KODAK CITY Rochester NY, by a strange coincidence, came into focus on CBS. Pentagon correspondent David Martin traveled to upstate New York to profile the courtroom of Judge Patricia Marks for CBS' Eye on Justice feature. Judge Marks runs a program to keep veterans who run foul of the law upon discharge from ending up in prison. Steve Hartman for Assignment America followed up on his famous 1996 feature on Jason McElwain. Back then, McElwain, who suffers from autism, was the high school senior and hoops fanatic who was given a final chance to play--and sank basket after basket after basket. That moment of fame gave McElwain a shot of newfound confidence: "That game really did change him."
WHY WOULD THE PUBLIC NEED TO KNOW? Also following up on a story from years past was Brian Ross on ABC. His Investigates feature reexamined drug store chains that hire barely-trained technicians to dispense medicines. Licensed pharmacists play only a supervisory role. Here is Ross' earlier expose from 2007, which used the same anecdote of Beth Hippely, a cancer patient who suffered a fatal stroke because of an overdose error.
"Critics say the big chains have brought a fast-food culture to the drug-store business," Ross reported. The federal government has no requirement that pharmacists publicize their dispensaries' rates of error: "Why would the public need to know this?" asked Edith Rosato, representing the National Association of Chain Drug Stores.
SHILLS NOT FAIR USERS Much of the news coverage of the Vancouver Olympic Games has been confined to the broadcasting platform of the nightly newscasts. Even though NBC's Brian Williams anchored from Vancouver, only 10 of the 18 Olympic-themed reports on Nightly News during the two weeks of the Games were made available online (only one of David Muir's six by ABC and none by CBS of the six Jeff Glor filed). Presumably the problem was that the copyright lawyers at the network news divisions did not consider the stories from the Games sufficiently newsworthy to warrant fair use of NBC's sports footage online.

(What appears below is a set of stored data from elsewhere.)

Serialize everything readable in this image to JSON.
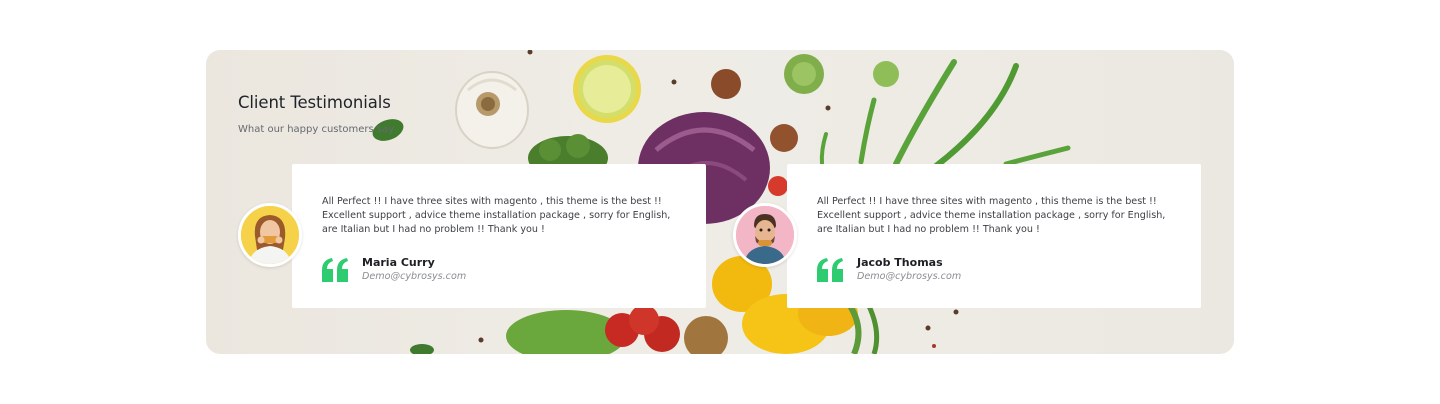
{
  "section": {
    "title": "Client Testimonials",
    "subtitle": "What our happy customers say"
  },
  "testimonials": [
    {
      "text": "All Perfect !! I have three sites with magento , this theme is the best !! Excellent support , advice theme installation package , sorry for English, are Italian but I had no problem !! Thank you !",
      "name": "Maria Curry",
      "email": "Demo@cybrosys.com"
    },
    {
      "text": "All Perfect !! I have three sites with magento , this theme is the best !! Excellent support , advice theme installation package , sorry for English, are Italian but I had no problem !! Thank you !",
      "name": "Jacob Thomas",
      "email": "Demo@cybrosys.com"
    }
  ],
  "colors": {
    "accent": "#2ecc71",
    "background": "#ebe7df"
  }
}
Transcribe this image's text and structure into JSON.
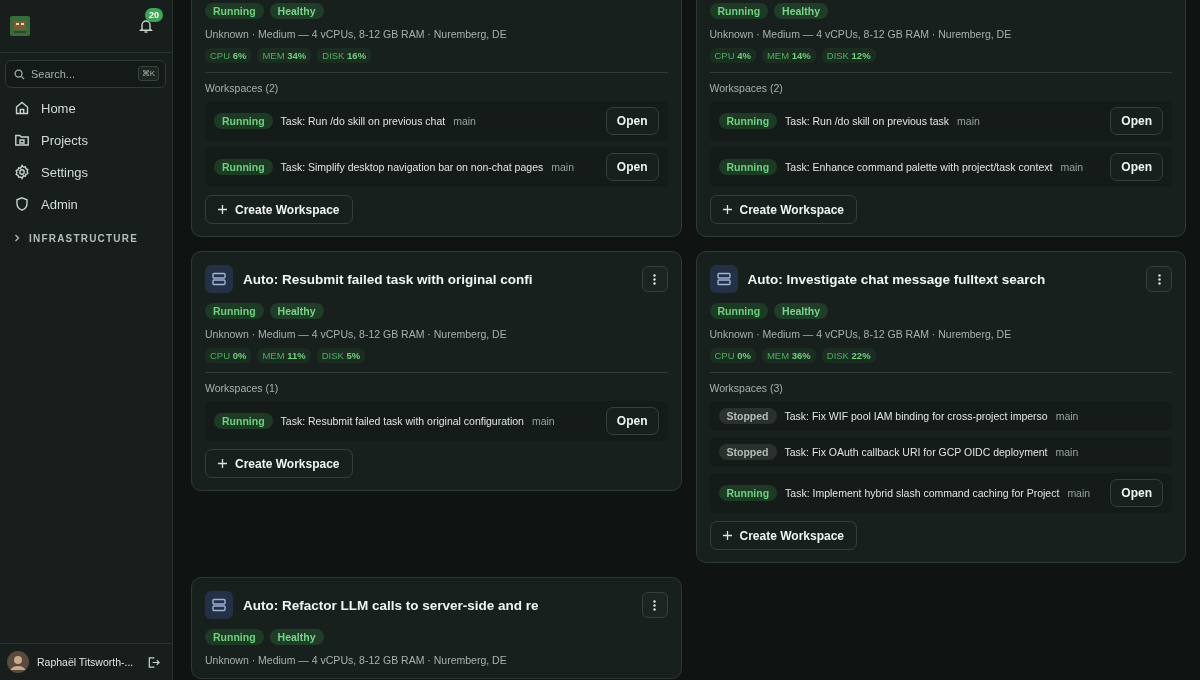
{
  "sidebar": {
    "notification_count": "20",
    "search": {
      "placeholder": "Search...",
      "shortcut": "⌘K"
    },
    "nav": [
      {
        "label": "Home",
        "kind": "home"
      },
      {
        "label": "Projects",
        "kind": "folder"
      },
      {
        "label": "Settings",
        "kind": "gear"
      },
      {
        "label": "Admin",
        "kind": "shield"
      }
    ],
    "sections": [
      {
        "label": "INFRASTRUCTURE",
        "expanded": false
      }
    ],
    "user": {
      "name": "Raphaël Titsworth-..."
    }
  },
  "servers": [
    {
      "badges": [
        {
          "label": "Running",
          "kind": "running"
        },
        {
          "label": "Healthy",
          "kind": "healthy"
        }
      ],
      "meta": "Unknown · Medium — 4 vCPUs, 8-12 GB RAM · Nuremberg, DE",
      "metrics": [
        {
          "label": "CPU",
          "value": "6%"
        },
        {
          "label": "MEM",
          "value": "34%"
        },
        {
          "label": "DISK",
          "value": "16%"
        }
      ],
      "workspaces_heading": "Workspaces (2)",
      "workspaces": [
        {
          "status": "Running",
          "kind": "running",
          "task": "Task: Run /do skill on previous chat",
          "branch": "main",
          "action": "Open"
        },
        {
          "status": "Running",
          "kind": "running",
          "task": "Task: Simplify desktop navigation bar on non-chat pages",
          "branch": "main",
          "action": "Open"
        }
      ],
      "create_button": "Create Workspace"
    },
    {
      "badges": [
        {
          "label": "Running",
          "kind": "running"
        },
        {
          "label": "Healthy",
          "kind": "healthy"
        }
      ],
      "meta": "Unknown · Medium — 4 vCPUs, 8-12 GB RAM · Nuremberg, DE",
      "metrics": [
        {
          "label": "CPU",
          "value": "4%"
        },
        {
          "label": "MEM",
          "value": "14%"
        },
        {
          "label": "DISK",
          "value": "12%"
        }
      ],
      "workspaces_heading": "Workspaces (2)",
      "workspaces": [
        {
          "status": "Running",
          "kind": "running",
          "task": "Task: Run /do skill on previous task",
          "branch": "main",
          "action": "Open"
        },
        {
          "status": "Running",
          "kind": "running",
          "task": "Task: Enhance command palette with project/task context",
          "branch": "main",
          "action": "Open"
        }
      ],
      "create_button": "Create Workspace"
    },
    {
      "title": "Auto: Resubmit failed task with original confi",
      "badges": [
        {
          "label": "Running",
          "kind": "running"
        },
        {
          "label": "Healthy",
          "kind": "healthy"
        }
      ],
      "meta": "Unknown · Medium — 4 vCPUs, 8-12 GB RAM · Nuremberg, DE",
      "metrics": [
        {
          "label": "CPU",
          "value": "0%"
        },
        {
          "label": "MEM",
          "value": "11%"
        },
        {
          "label": "DISK",
          "value": "5%"
        }
      ],
      "workspaces_heading": "Workspaces (1)",
      "workspaces": [
        {
          "status": "Running",
          "kind": "running",
          "task": "Task: Resubmit failed task with original configuration",
          "branch": "main",
          "action": "Open"
        }
      ],
      "create_button": "Create Workspace"
    },
    {
      "title": "Auto: Investigate chat message fulltext search",
      "badges": [
        {
          "label": "Running",
          "kind": "running"
        },
        {
          "label": "Healthy",
          "kind": "healthy"
        }
      ],
      "meta": "Unknown · Medium — 4 vCPUs, 8-12 GB RAM · Nuremberg, DE",
      "metrics": [
        {
          "label": "CPU",
          "value": "0%"
        },
        {
          "label": "MEM",
          "value": "36%"
        },
        {
          "label": "DISK",
          "value": "22%"
        }
      ],
      "workspaces_heading": "Workspaces (3)",
      "workspaces": [
        {
          "status": "Stopped",
          "kind": "stopped",
          "task": "Task: Fix WIF pool IAM binding for cross-project imperso",
          "branch": "main"
        },
        {
          "status": "Stopped",
          "kind": "stopped",
          "task": "Task: Fix OAuth callback URI for GCP OIDC deployment",
          "branch": "main"
        },
        {
          "status": "Running",
          "kind": "running",
          "task": "Task: Implement hybrid slash command caching for Project",
          "branch": "main",
          "action": "Open"
        }
      ],
      "create_button": "Create Workspace"
    },
    {
      "title": "Auto: Refactor LLM calls to server-side and re",
      "badges": [
        {
          "label": "Running",
          "kind": "running"
        },
        {
          "label": "Healthy",
          "kind": "healthy"
        }
      ],
      "meta": "Unknown · Medium — 4 vCPUs, 8-12 GB RAM · Nuremberg, DE"
    }
  ]
}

This raises the question: if the stories were not newsworthy enough to make the sports footage available under fair use, what were the broadcast newscasts doing running the stories in the first place? For NBC, the obvious answer is that they were not practicing journalism. They were just shilling--producing publicity and promotion for their sibling sports division.
Anyway, Monday's retroactive coverage of the men's hockey final and the medal standings by NBC's Chris Jansing was more of the same--appearing on broadcast, not available online. Instead, NBC's in-house physician Nancy Snyderman filed from Vancouver in a Personal Best feature to remind Olympic TV couch potatoes to get up and work out--at least 30 minutes a day.